Dude. Just take a stroll along X (Twitter) or YouTube comments.

Sooooooo many bots linked to profiles with Ai generated images talking to each other. It’s wild.

Chozo ,

This is the first I'm hearing of antisemitism being at all related. Where did this come from?

huginn ,

Secret ruling elites is a dog whistle - it’s Nazi cabalistic rhetoric. See also Protocols of the Elders of Zion: a Nazi propaganda piece.

Chozo ,

Okay but what does that have to do with dead internet theory? Last I saw, it just suggests that internet comments are largely bot-generated.

fishos ,
@fishos@lemmy.world avatar

OP is inadvertantly providing another example: the phrase “conspiracy theory”. It was coined by the US government as a way to discredit ideas - to make people look like crackpots. Lots of negative propaganda was created around that phrase.

Fast forward to today and “conspiracy theory”, though admittedly still tainted in various ways, has made a resurgence. Things that would have gotten you laughed out of the room are now proven fact(like Iran-Contra, for a simple and fairly uncontroversial example).

ChicoSuave ,

Continental drift was a theory formed in 1912 by a German meteorologist, Alfred Wegener. Geologists balked at the idea of enormous landmasses moving and said the idea of an Urkonintent was ridiculous. And besides, he was a weatherman, German weatherman, so outside of his field and untrustworthy as a German was considered at the outbreak of WW1.

Then, 50 or so years later his theory was rediscovered when different fields were trying to understand polar magnetic drift evident in iron ore formation. The only explanation that made sense from the evidence is that mountains were not permanent and oceans didn’t exist in some areas - a lot like the land masses moved.

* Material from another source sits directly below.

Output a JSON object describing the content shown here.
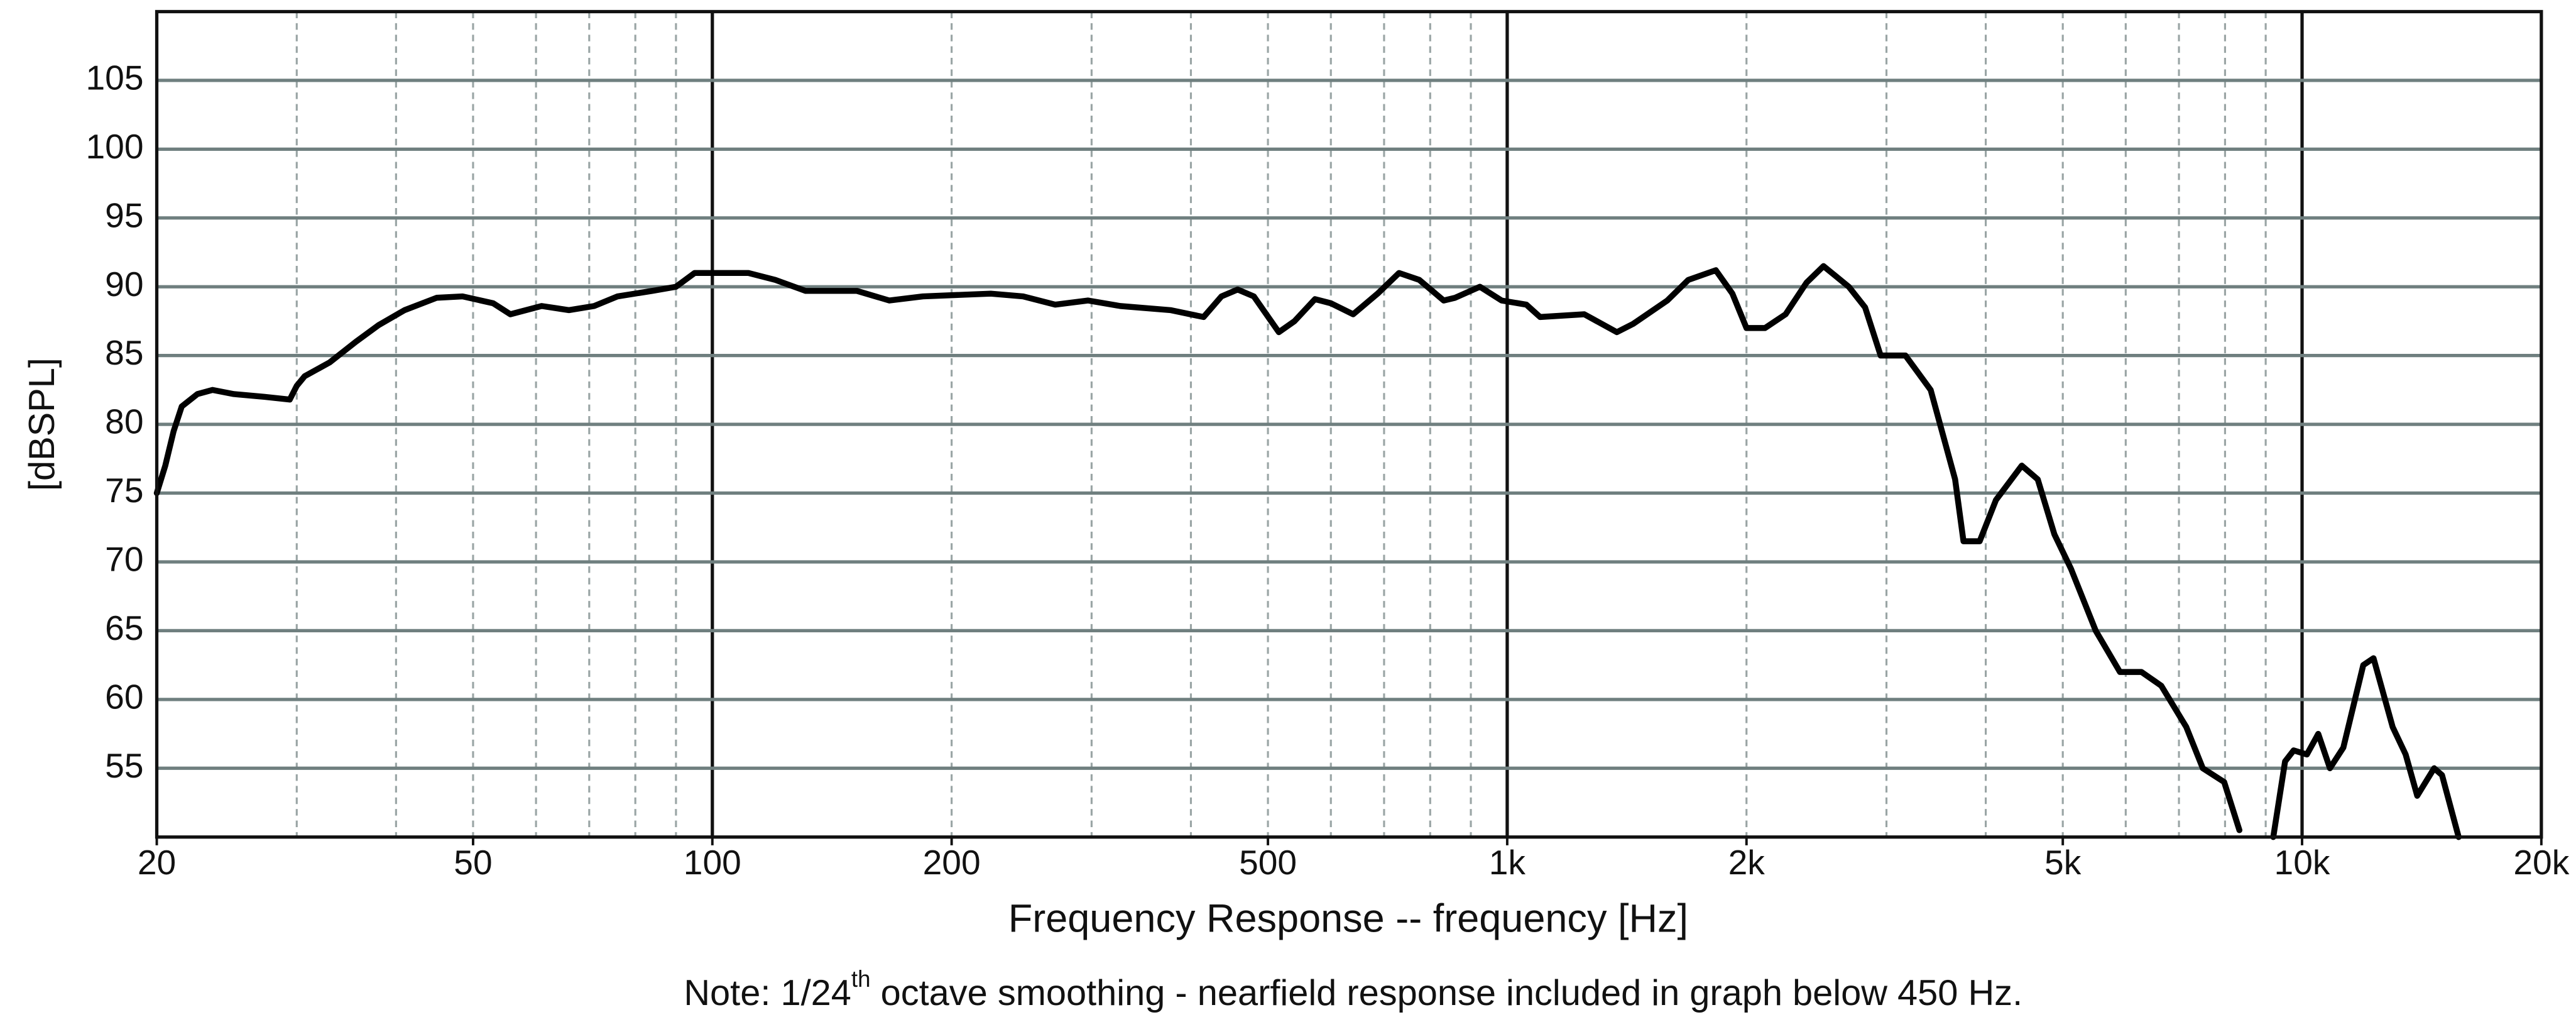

Wegener was eventually vindicated in almost all areas except drift speed. There was an Urkonintent, which has been named Pangaea. The continents do move but because they sit upon plates. He had taught the world about the world but died before anyone thought he was right.

phdepressed ,

I think an interesting one (that is still controversial) is that megakaryocytes(MKs) in the lung actually produce a significant amount of the platelets in your body. Rather than platelets all coming from bone marrow MKs. It is interesting because these two different platelet origins have different responses to infection.

Artyom ,

A lot of mathematicians made fun of imaginary numbers when they were first proposed. In fact, the name “imaginary numbers” was actually given by skeptics to make fun of it. It kinda makes sense, imaginary numbers are all based off of w couple fairly strange assumptions, but they make otherwise difficult problems solvable.

The whole thing kinda ruined math though. Nowadays, mathematicians spend their entire careers building frameworks based on silly assumptions in the hopes that one day it’ll be useful.

FarraigePlaisteach ,
@FarraigePlaisteach@lemmy.world avatar

Myalgic encephalomyelitis/chronic fatigue syndrome (ME/CFS) was originally dismissed by a lot of community doctors as well as more academic medical people. There are still a few who don’t believe in it and dismiss it as a behavioural or attitude problem. Thankfully those people are in the minority now. Unfortunately that doesn’t mean they’re not in influential positions.

One surprising contributor to validating ME/CFS is long covid, which seems to be the same condition but catalysed by a different virus.

I’m not a medical expert and could have mistakes in the above post but it’s generally correct.